VFEmail, a privacy-focused email service provider to businesses and individuals, has been hit with what the company called “catastrophic destruction” unleashed by an unknown hacker whose intent appears not to be robbery or spying but a takedown of the operation.
Late on Monday, February 11, the attacker had wiped out VFEmail’s infrastructure, including backups, email hosts, virtual machine hosts, the VMs themselves and a SQL server cluster, in a smash job that the company said effectively killed nearly 20 years of data. (Here's an incident log.)
While the slash and burn attack has some of the makings of an inside job, the hacker’s motives aren’t clear. “At this time, the attacker has formatted all the disks on every server,” VFEmail owner Rick Romero tweeted. “Every VM is lost. Every file server is lost, every backup server is lost.”
A similar post showed up on VFEmail’s website: “!!ALERT!!!! Update Feb 11 2019. www.vfemail.net and mail.vfemail.net are currently unavailable in their prior form. We have suffered catastrophic destruction at the hands of a hacker, last seen as [email protected]. This person has destroyed all data in the US, both primary and backup systems. We are working to recover what data we can.”
Shortly afterwards, Romero tweeted that he had caught a hacker in the act of formatting one of the company’s mail servers in The Netherlands. “This is all I can do at this time. I will need to get into the datacenter to see if the one file server I caught during formatting can be recovered. If it can, we can restore mail, but most of the infrastructure is lost.”
The first indication that something was amiss appeared early on Monday when the company’s Twitter account began receiving messages from users that their email wasn’t going through. VFEmail responded that its systems in “multiple data centers are down.” In another tweet, Romero questioned whether the attacker had control of more than one password, which would suggest an insider was involved: "If they all had one password, sure, but they didn't. That's the scary part," he tweeted. “Strangely, not all VMs shared the same authentication, but all were destroyed. This was more than a multi-password via SSH exploit, and there was no ransom. Just attack and destroy.”
Why would hackers want to take down a small, anonymous email provider without an obvious motive? Might a nation-state attacker be involved? What data might have been on VFEmail’s servers that a bad actor might want to get their hands on or destroy? Might someone have a vendetta against the company or Romero?
“It looked like the IP was a Bulgarian hosting company,” Romero told KrebsonSecurity. “So I’m assuming it was just a virtual machine they were using to launch the attack from. There definitely was something that somebody didn’t want found. Or, I really pissed someone off. That’s always possible.”

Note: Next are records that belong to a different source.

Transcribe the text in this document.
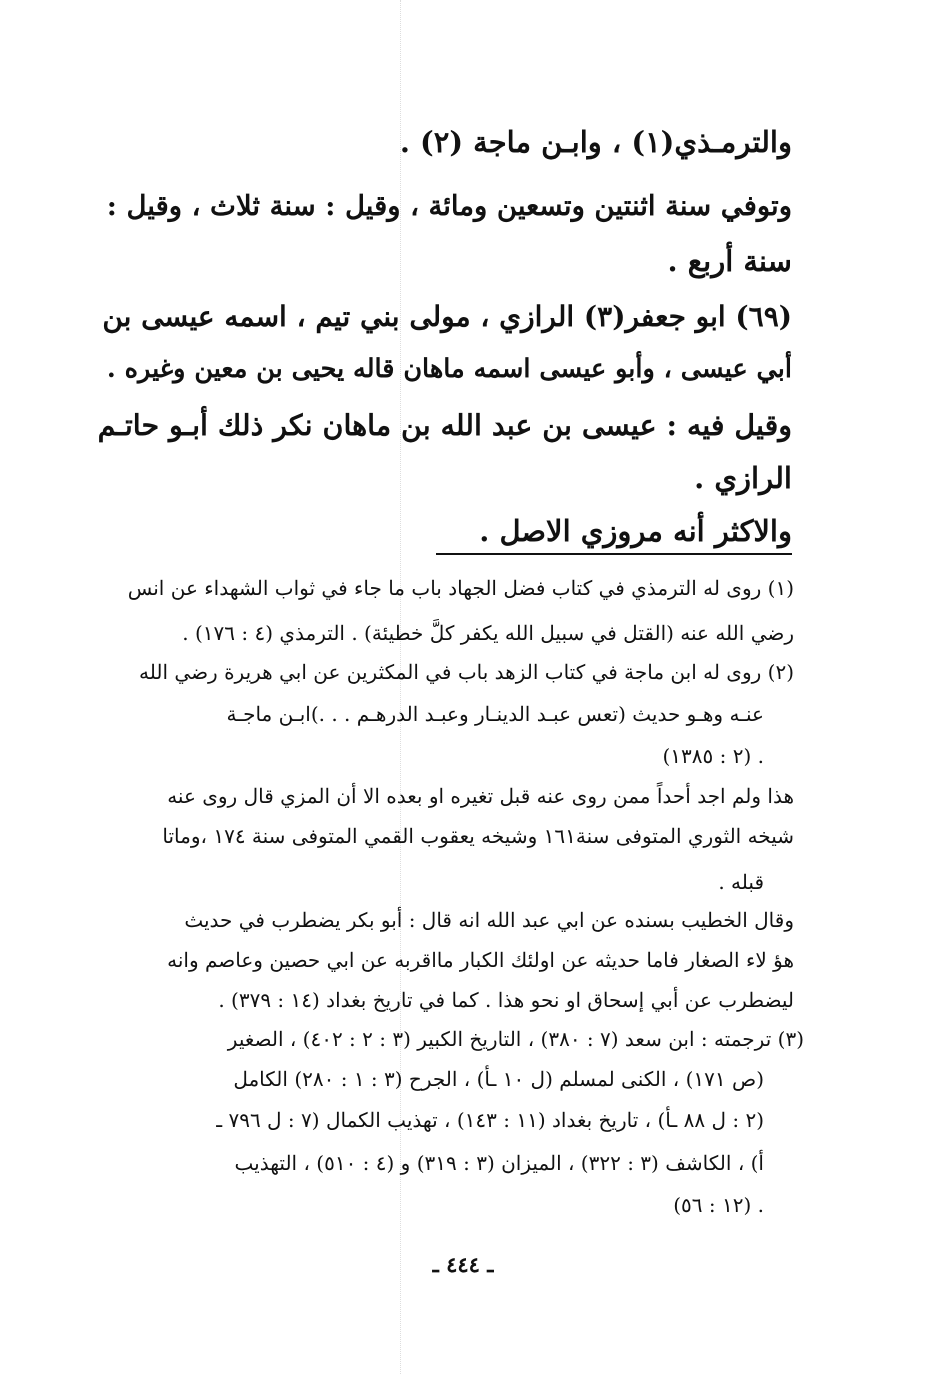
والترمـذي(١) ، وابـن ماجة (٢) .
وتوفي سنة اثنتين وتسعين ومائة ، وقيل : سنة ثلاث ، وقيل :
سنة أربع .
(٦٩) ابو جعفر(٣) الرازي ، مولى بني تيم ، اسمه عيسى بن
أبي عيسى ، وأبو عيسى اسمه ماهان قاله يحيى بن معين وغيره .
وقيل فيه : عيسى بن عبد الله بن ماهان نكر ذلك أبـو حاتـم
الرازي .
والاكثر أنه مروزي الاصل .
(١) روى له الترمذي في كتاب فضل الجهاد باب ما جاء في ثواب الشهداء عن انس
رضي الله عنه (القتل في سبيل الله يكفر كلَّ خطيئة) . الترمذي (٤ : ١٧٦) .
(٢) روى له ابن ماجة في كتاب الزهد باب في المكثرين عن ابي هريرة رضي الله
عنـه وهـو حديث (تعس عبـد الدينـار وعبـد الدرهـم . . .)ابـن ماجـة
(٢ : ١٣٨٥) .
هذا ولم اجد أحداً ممن روى عنه قبل تغيره او بعده الا أن المزي قال روى عنه
شيخه الثوري المتوفى سنة١٦١ وشيخه يعقوب القمي المتوفى سنة ١٧٤ ،وماتا
قبله .
وقال الخطيب بسنده عن ابي عبد الله انه قال : أبو بكر يضطرب في حديث
هؤ لاء الصغار فاما حديثه عن اولئك الكبار مااقربه عن ابي حصين وعاصم وانه
ليضطرب عن أبي إسحاق او نحو هذا . كما في تاريخ بغداد (١٤ : ٣٧٩) .
(٣) ترجمته : ابن سعد (٧ : ٣٨٠) ، التاريخ الكبير (٣ : ٢ : ٤٠٢) ، الصغير
(ص ١٧١) ، الكنى لمسلم (ل ١٠ ـأ) ، الجرح (٣ : ١ : ٢٨٠) الكامل
(٢ : ل ٨٨ ـأ) ، تاريخ بغداد (١١ : ١٤٣) ، تهذيب الكمال (٧ : ل ٧٩٦ ـ
أ) ، الكاشف (٣ : ٣٢٢) ، الميزان (٣ : ٣١٩) و (٤ : ٥١٠) ، التهذيب
(١٢ : ٥٦) .
ـ ٤٤٤ ـ
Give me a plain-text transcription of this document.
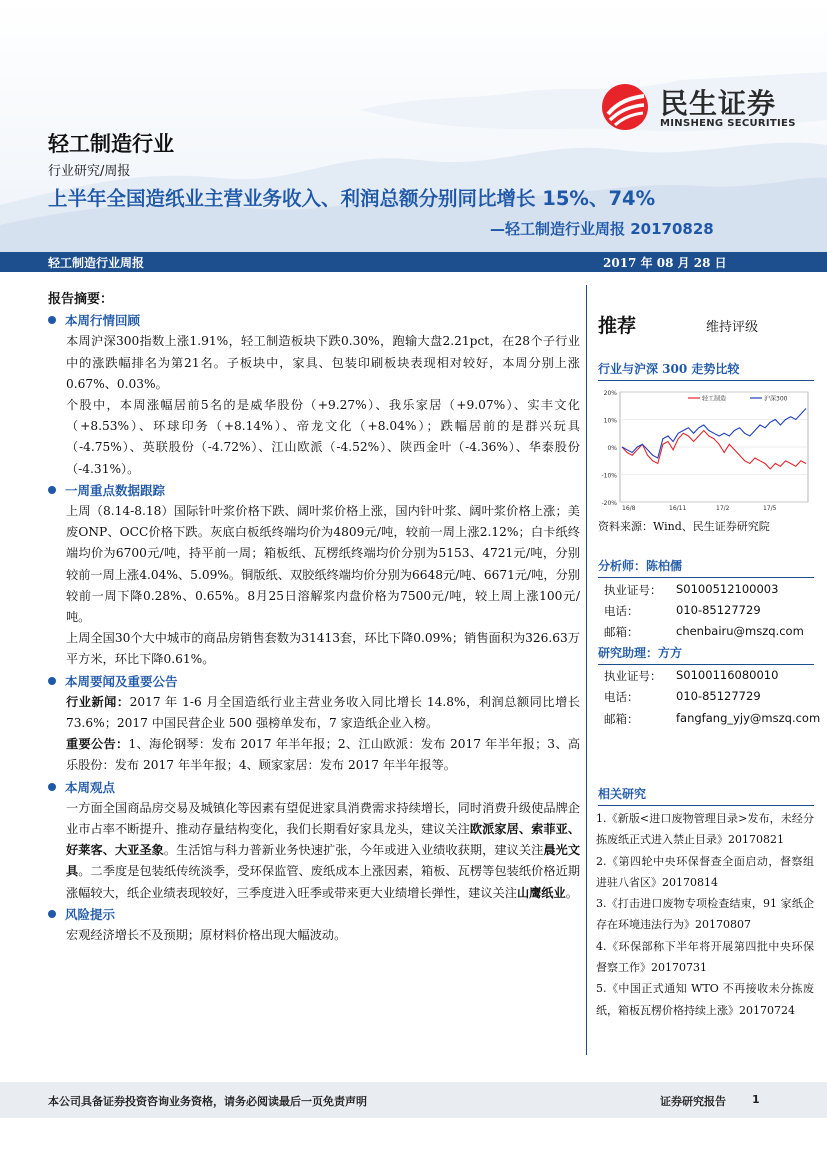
民生证券
MINSHENG SECURITIES
轻工制造行业
行业研究/周报
上半年全国造纸业主营业务收入、利润总额分别同比增长 15%、74%
—轻工制造行业周报 20170828
轻工制造行业周报	2017 年 08 月 28 日

报告摘要：

本周行情回顾

本周沪深300指数上涨1.91%，轻工制造板块下跌0.30%，跑输大盘2.21pct，在28个子行业中的涨跌幅排名为第21名。子板块中，家具、包装印刷板块表现相对较好，本周分别上涨0.67%、0.03%。

个股中，本周涨幅居前5名的是威华股份（+9.27%）、我乐家居（+9.07%）、实丰文化（+8.53%）、环球印务（+8.14%）、帝龙文化（+8.04%）；跌幅居前的是群兴玩具（-4.75%）、英联股份（-4.72%）、江山欧派（-4.52%）、陕西金叶（-4.36%）、华泰股份（-4.31%）。

一周重点数据跟踪

上周（8.14-8.18）国际针叶浆价格下跌、阔叶浆价格上涨，国内针叶浆、阔叶浆价格上涨；美废ONP、OCC价格下跌。灰底白板纸终端均价为4809元/吨，较前一周上涨2.12%；白卡纸终端均价为6700元/吨，持平前一周；箱板纸、瓦楞纸终端均价分别为5153、4721元/吨，分别较前一周上涨4.04%、5.09%。铜版纸、双胶纸终端均价分别为6648元/吨、6671元/吨，分别较前一周下降0.28%、0.65%。8月25日溶解浆内盘价格为7500元/吨，较上周上涨100元/吨。

上周全国30个大中城市的商品房销售套数为31413套，环比下降0.09%；销售面积为326.63万平方米，环比下降0.61%。

本周要闻及重要公告

行业新闻：2017 年 1-6 月全国造纸行业主营业务收入同比增长 14.8%，利润总额同比增长 73.6%；2017 中国民营企业 500 强榜单发布，7 家造纸企业入榜。

重要公告：1、海伦钢琴：发布 2017 年半年报；2、江山欧派：发布 2017 年半年报；3、高乐股份：发布 2017 年半年报；4、顾家家居：发布 2017 年半年报等。

本周观点

一方面全国商品房交易及城镇化等因素有望促进家具消费需求持续增长，同时消费升级使品牌企业市占率不断提升、推动存量结构变化，我们长期看好家具龙头，建议关注欧派家居、索菲亚、好莱客、大亚圣象。生活馆与科力普新业务快速扩张，今年或进入业绩收获期，建议关注晨光文具。二季度是包装纸传统淡季，受环保监管、废纸成本上涨因素，箱板、瓦楞等包装纸价格近期涨幅较大，纸企业绩表现较好，三季度进入旺季或带来更大业绩增长弹性，建议关注山鹰纸业。

风险提示

宏观经济增长不及预期；原材料价格出现大幅波动。

推荐	维持评级
行业与沪深 300 走势比较
20%
10%
0%
-10%
-20%
16/8	16/11	17/2	17/5
轻工制造	沪深300
资料来源：Wind、民生证券研究院
分析师：陈柏儒
执业证号： S0100512100003
电话：	010-85127729
邮箱：	chenbairu@mszq.com
研究助理：方方
执业证号： S0100116080010
电话：	010-85127729
邮箱：	fangfang_yjy@mszq.com
相关研究

1.《新版<进口废物管理目录>发布，未经分拣废纸正式进入禁止目录》20170821

2.《第四轮中央环保督查全面启动，督察组进驻八省区》20170814

3.《打击进口废物专项检查结束，91 家纸企存在环境违法行为》20170807

4.《环保部称下半年将开展第四批中央环保督察工作》20170731

5.《中国正式通知 WTO 不再接收未分拣废纸，箱板瓦楞价格持续上涨》20170724

本公司具备证券投资咨询业务资格，请务必阅读最后一页免责声明	证券研究报告 1
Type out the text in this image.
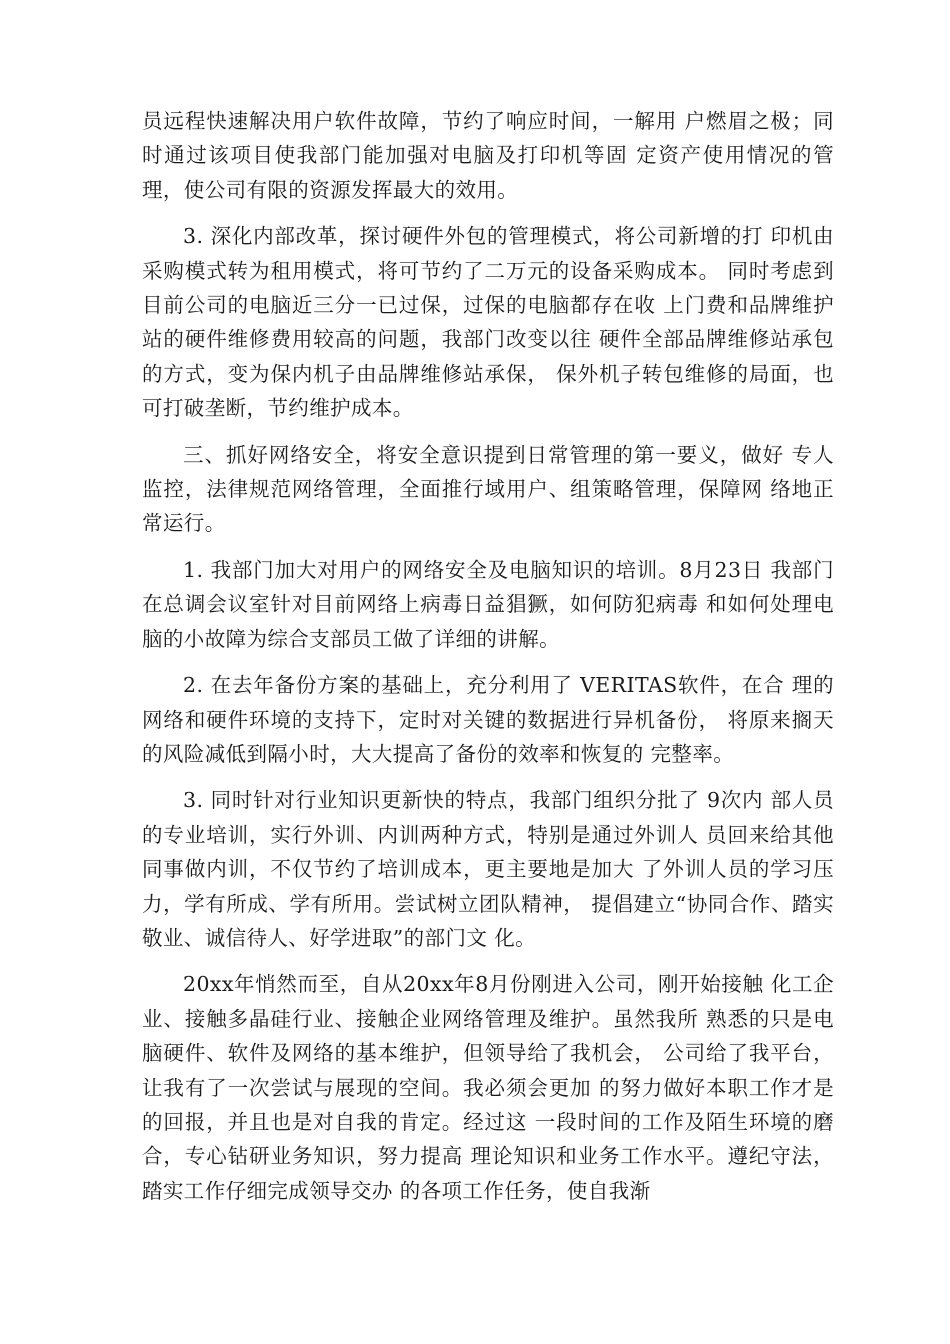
员远程快速解决用户软件故障，节约了响应时间，一解用 户燃眉之极；同时通过该项目使我部门能加强对电脑及打印机等固 定资产使用情况的管理，使公司有限的资源发挥最大的效用。

3. 深化内部改革，探讨硬件外包的管理模式，将公司新增的打 印机由采购模式转为租用模式，将可节约了二万元的设备采购成本。 同时考虑到目前公司的电脑近三分一已过保，过保的电脑都存在收 上门费和品牌维护站的硬件维修费用较高的问题，我部门改变以往 硬件全部品牌维修站承包的方式，变为保内机子由品牌维修站承保， 保外机子转包维修的局面，也可打破垄断，节约维护成本。

三、抓好网络安全，将安全意识提到日常管理的第一要义，做好 专人监控，法律规范网络管理，全面推行域用户、组策略管理，保障网 络地正常运行。

1. 我部门加大对用户的网络安全及电脑知识的培训。8月23日 我部门在总调会议室针对目前网络上病毒日益猖獗，如何防犯病毒 和如何处理电脑的小故障为综合支部员工做了详细的讲解。

2. 在去年备份方案的基础上，充分利用了 VERITAS软件，在合 理的网络和硬件环境的支持下，定时对关键的数据进行异机备份， 将原来搁天的风险减低到隔小时，大大提高了备份的效率和恢复的 完整率。

3. 同时针对行业知识更新快的特点，我部门组织分批了 9次内 部人员的专业培训，实行外训、内训两种方式，特别是通过外训人 员回来给其他同事做内训，不仅节约了培训成本，更主要地是加大 了外训人员的学习压力，学有所成、学有所用。尝试树立团队精神， 提倡建立“协同合作、踏实敬业、诚信待人、好学进取”的部门文 化。

20xx年悄然而至，自从20xx年8月份刚进入公司，刚开始接触 化工企业、接触多晶硅行业、接触企业网络管理及维护。虽然我所 熟悉的只是电脑硬件、软件及网络的基本维护，但领导给了我机会， 公司给了我平台，让我有了一次尝试与展现的空间。我必须会更加 的努力做好本职工作才是的回报，并且也是对自我的肯定。经过这 一段时间的工作及陌生环境的磨合，专心钻研业务知识，努力提高 理论知识和业务工作水平。遵纪守法，踏实工作仔细完成领导交办 的各项工作任务，使自我渐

Either way, Romero said the attack likely means the end for his company: “Yes, @VFEmail is effectively gone. It will likely not return. I never thought anyone would care about my labor of love so much that they’d want to completely and thoroughly destroy it.”
But maybe there are options still left to Romero. As of Wednesday, February 13, he posted that he’d engaged a “data recovery vendor to discuss options.” And, he left this note to users: "Consider your mailbox data to be lost, but we haven't given up yet."